Gibson / IVA success rates

I only learned about Gibson when I started my postdoc, and it completely changed how I approached science. In some experiments with Ethan when I was in the lab, I was blown away when we realized that you don’t even need Gibson mix to piece a plasmid back together; this is something we were exploring to try to figure out if we could come up with an easier & more economical library generation workflow. I was disappointed but equally blown away when I realized numerous people had repeatedly “discovered” this fact in the literature already; the most memorable of the names given to it was IVA, or In-Vitro Assembly. Ethan had tried some experiments, and had said it worked roughly as well as with Gibson. Of course, I can’t recall exactly what his experiment was at this point (Although probably a 1-piece, DNA recircularization reaction, since this was in the context of inverse PCR-based library building, after all). So the take away I had was that it was a possible avenue for molecular cloning in the future.

We’ve done a fair amount of molecular cloning in the lab already, creating ~ 60 constructs in the first 4 months since Sarah joined. I forgot exactly the circumstances, but something was right where it made sense to try some cloning where we didn’t add in Gibson mix. I was still able to get a number of intended constructs on that first try, so I stuck to not adding Gibson mix for a few more panels of constructs. I’ve been trying to keep very organized with my molecular cloning pipelines and inventories, which included keeping track of how often each set of mol cloning reactions yielded correctly pieced-together constructs. I’ve taken this data, and broken it down based on two variables: whether it was a 1- or 2-part DNA combination (I hardly ever try more than 2 in a single reaction, for simplicities’ sake, and also because properly combined cloning intermediates may still be useful down the line, anyway), and whether Gibson mix was added or not. Here’s the current results:

Note: This is a *stacked* smoothed histogram. Essentially, the only real way to look at this data is consider the width of a given color across the range of the x-axis, relative to its thickness in other portions.

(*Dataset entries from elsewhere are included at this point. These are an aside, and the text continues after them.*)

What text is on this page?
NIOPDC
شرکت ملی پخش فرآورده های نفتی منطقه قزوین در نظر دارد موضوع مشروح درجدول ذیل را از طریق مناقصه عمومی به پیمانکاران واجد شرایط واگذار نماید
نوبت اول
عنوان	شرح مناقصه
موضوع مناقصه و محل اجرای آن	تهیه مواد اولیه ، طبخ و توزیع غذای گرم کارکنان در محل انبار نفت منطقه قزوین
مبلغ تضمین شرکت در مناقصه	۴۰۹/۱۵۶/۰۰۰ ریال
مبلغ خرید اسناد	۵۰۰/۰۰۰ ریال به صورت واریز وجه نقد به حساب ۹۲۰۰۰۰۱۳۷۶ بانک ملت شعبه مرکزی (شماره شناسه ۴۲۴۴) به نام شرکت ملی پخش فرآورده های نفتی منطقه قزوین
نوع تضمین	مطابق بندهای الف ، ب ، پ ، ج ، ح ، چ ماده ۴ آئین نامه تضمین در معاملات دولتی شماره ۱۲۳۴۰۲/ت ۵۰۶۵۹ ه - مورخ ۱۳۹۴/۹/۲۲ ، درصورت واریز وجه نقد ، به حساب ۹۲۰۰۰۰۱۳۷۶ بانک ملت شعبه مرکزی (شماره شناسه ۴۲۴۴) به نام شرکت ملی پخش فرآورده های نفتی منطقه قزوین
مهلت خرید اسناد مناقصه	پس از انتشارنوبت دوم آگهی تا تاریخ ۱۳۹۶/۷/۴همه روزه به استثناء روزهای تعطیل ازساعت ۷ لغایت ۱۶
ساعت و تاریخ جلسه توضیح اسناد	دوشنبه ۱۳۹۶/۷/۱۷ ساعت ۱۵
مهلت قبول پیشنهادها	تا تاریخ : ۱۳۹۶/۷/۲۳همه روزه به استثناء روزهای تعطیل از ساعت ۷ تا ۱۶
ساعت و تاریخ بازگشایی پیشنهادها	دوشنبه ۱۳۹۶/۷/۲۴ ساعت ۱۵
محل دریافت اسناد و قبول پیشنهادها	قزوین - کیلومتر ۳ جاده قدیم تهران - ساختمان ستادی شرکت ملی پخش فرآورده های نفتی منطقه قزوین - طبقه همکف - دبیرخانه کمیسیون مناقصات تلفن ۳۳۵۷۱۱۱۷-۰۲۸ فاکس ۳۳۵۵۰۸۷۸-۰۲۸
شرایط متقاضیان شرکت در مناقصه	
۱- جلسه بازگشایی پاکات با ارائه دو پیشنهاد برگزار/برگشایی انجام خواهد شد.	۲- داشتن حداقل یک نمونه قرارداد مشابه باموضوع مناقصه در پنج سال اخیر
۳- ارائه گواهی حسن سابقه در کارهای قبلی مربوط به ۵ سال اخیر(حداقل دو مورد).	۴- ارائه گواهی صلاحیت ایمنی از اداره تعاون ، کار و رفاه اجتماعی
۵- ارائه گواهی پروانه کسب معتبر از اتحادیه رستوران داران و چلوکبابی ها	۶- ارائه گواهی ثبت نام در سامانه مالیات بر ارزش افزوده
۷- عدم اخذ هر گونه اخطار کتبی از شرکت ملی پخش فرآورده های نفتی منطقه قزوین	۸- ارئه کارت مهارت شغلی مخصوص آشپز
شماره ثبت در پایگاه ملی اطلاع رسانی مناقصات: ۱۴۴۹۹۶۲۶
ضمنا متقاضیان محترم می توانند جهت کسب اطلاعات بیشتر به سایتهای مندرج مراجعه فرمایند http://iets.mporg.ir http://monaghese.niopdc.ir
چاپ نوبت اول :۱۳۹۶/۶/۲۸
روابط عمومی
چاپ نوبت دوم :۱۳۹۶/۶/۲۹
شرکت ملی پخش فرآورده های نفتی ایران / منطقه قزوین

So this was extremely informative. Some points
1) I’m willing to screen at least 4 colonies for a construct I really want. Thus, I’m counting a success rate > 0.25 as being a “successful” attempt at cloning a construct. In the above plot, that means any area above the dotted red line. Thus, 1-part DNA recircularizations have pretty decent success rates, since the area of the colored curve above the red dotted like >> the area below it. Sure, Gibson mix helps, but it’s not a night-and-day difference.
2) 2-part DNA combinations are a completely different story,. Lack of Gibson means that I have just as many failed attempts at cloning something as successful attempts. Those are not great odds. Adding Gibson mix makes a big difference here, since it definitely pushes things in favor of a good outcome. Thus, I will ALWAYS be adding GIbson mix before attempting any 2-part DNA combinations.

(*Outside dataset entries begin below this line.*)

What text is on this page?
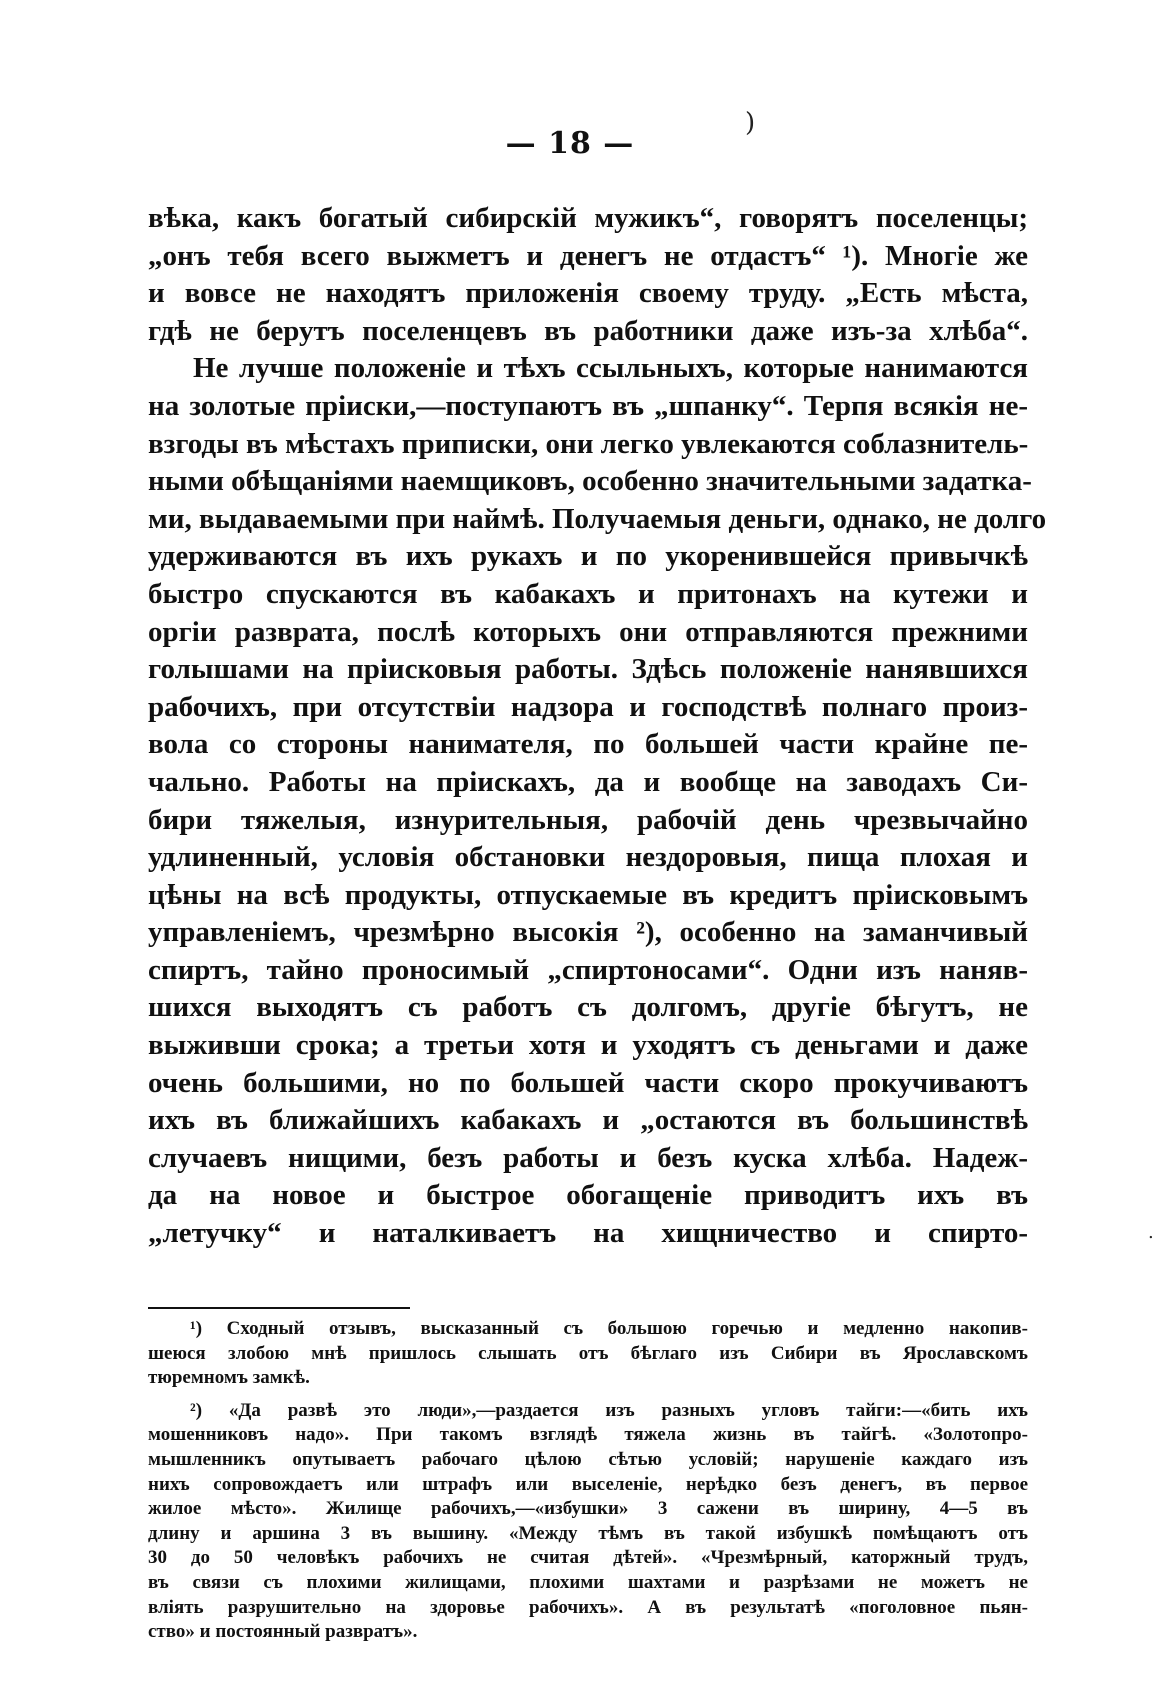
— 18 —
)
.
вѣка, какъ богатый сибирскій мужикъ“, говорятъ поселенцы;
„онъ тебя всего выжметъ и денегъ не отдастъ“ ¹). Многіе же
и вовсе не находятъ приложенія своему труду. „Есть мѣста,
гдѣ не берутъ поселенцевъ въ работники даже изъ-за хлѣба“.
Не лучше положеніе и тѣхъ ссыльныхъ, которые нанимаются
на золотые пріиски,—поступаютъ въ „шпанку“. Терпя всякія не-
взгоды въ мѣстахъ приписки, они легко увлекаются соблазнитель-
ными обѣщаніями наемщиковъ, особенно значительными задатка-
ми, выдаваемыми при наймѣ. Получаемыя деньги, однако, не долго
удерживаются въ ихъ рукахъ и по укоренившейся привычкѣ
быстро спускаются въ кабакахъ и притонахъ на кутежи и
оргіи разврата, послѣ которыхъ они отправляются прежними
голышами на пріисковыя работы. Здѣсь положеніе нанявшихся
рабочихъ, при отсутствіи надзора и господствѣ полнаго произ-
вола со стороны нанимателя, по большей части крайне пе-
чально. Работы на пріискахъ, да и вообще на заводахъ Си-
бири тяжелыя, изнурительныя, рабочій день чрезвычайно
удлиненный, условія обстановки нездоровыя, пища плохая и
цѣны на всѣ продукты, отпускаемые въ кредитъ пріисковымъ
управленіемъ, чрезмѣрно высокія ²), особенно на заманчивый
спиртъ, тайно проносимый „спиртоносами“. Одни изъ наняв-
шихся выходятъ съ работъ съ долгомъ, другіе бѣгутъ, не
выживши срока; а третьи хотя и уходятъ съ деньгами и даже
очень большими, но по большей части скоро прокучиваютъ
ихъ въ ближайшихъ кабакахъ и „остаются въ большинствѣ
случаевъ нищими, безъ работы и безъ куска хлѣба. Надеж-
да на новое и быстрое обогащеніе приводитъ ихъ въ
„летучку“ и наталкиваетъ на хищничество и спирто-
¹) Сходный отзывъ, высказанный съ большою горечью и медленно накопив-
шеюся злобою мнѣ пришлось слышать отъ бѣглаго изъ Сибири въ Ярославскомъ
тюремномъ замкѣ.
²) «Да развѣ это люди»,—раздается изъ разныхъ угловъ тайги:—«бить ихъ
мошенниковъ надо». При такомъ взглядѣ тяжела жизнь въ тайгѣ. «Золотопро-
мышленникъ опутываетъ рабочаго цѣлою сѣтью условій; нарушеніе каждаго изъ
нихъ сопровождаетъ или штрафъ или выселеніе, нерѣдко безъ денегъ, въ первое
жилое мѣсто». Жилище рабочихъ,—«избушки» 3 сажени въ ширину, 4—5 въ
длину и аршина 3 въ вышину. «Между тѣмъ въ такой избушкѣ помѣщаютъ отъ
30 до 50 человѣкъ рабочихъ не считая дѣтей». «Чрезмѣрный, каторжный трудъ,
въ связи съ плохими жилищами, плохими шахтами и разрѣзами не можетъ не
вліять разрушительно на здоровье рабочихъ». А въ результатѣ «поголовное пьян-
ство» и постоянный развратъ».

Other notes: I’m using home-grown NEB 10-beta cells, which give me pretty decent transformation rates (high-efficiency 1-part recircularization reactions can definitely yield many hundreds of colonies on the plate from a successful attempt), so there have been relatively few plates where I literally have ZERO colonies, where I’m more likely to have a few colonies that are just hard-to-remove residual template DNA).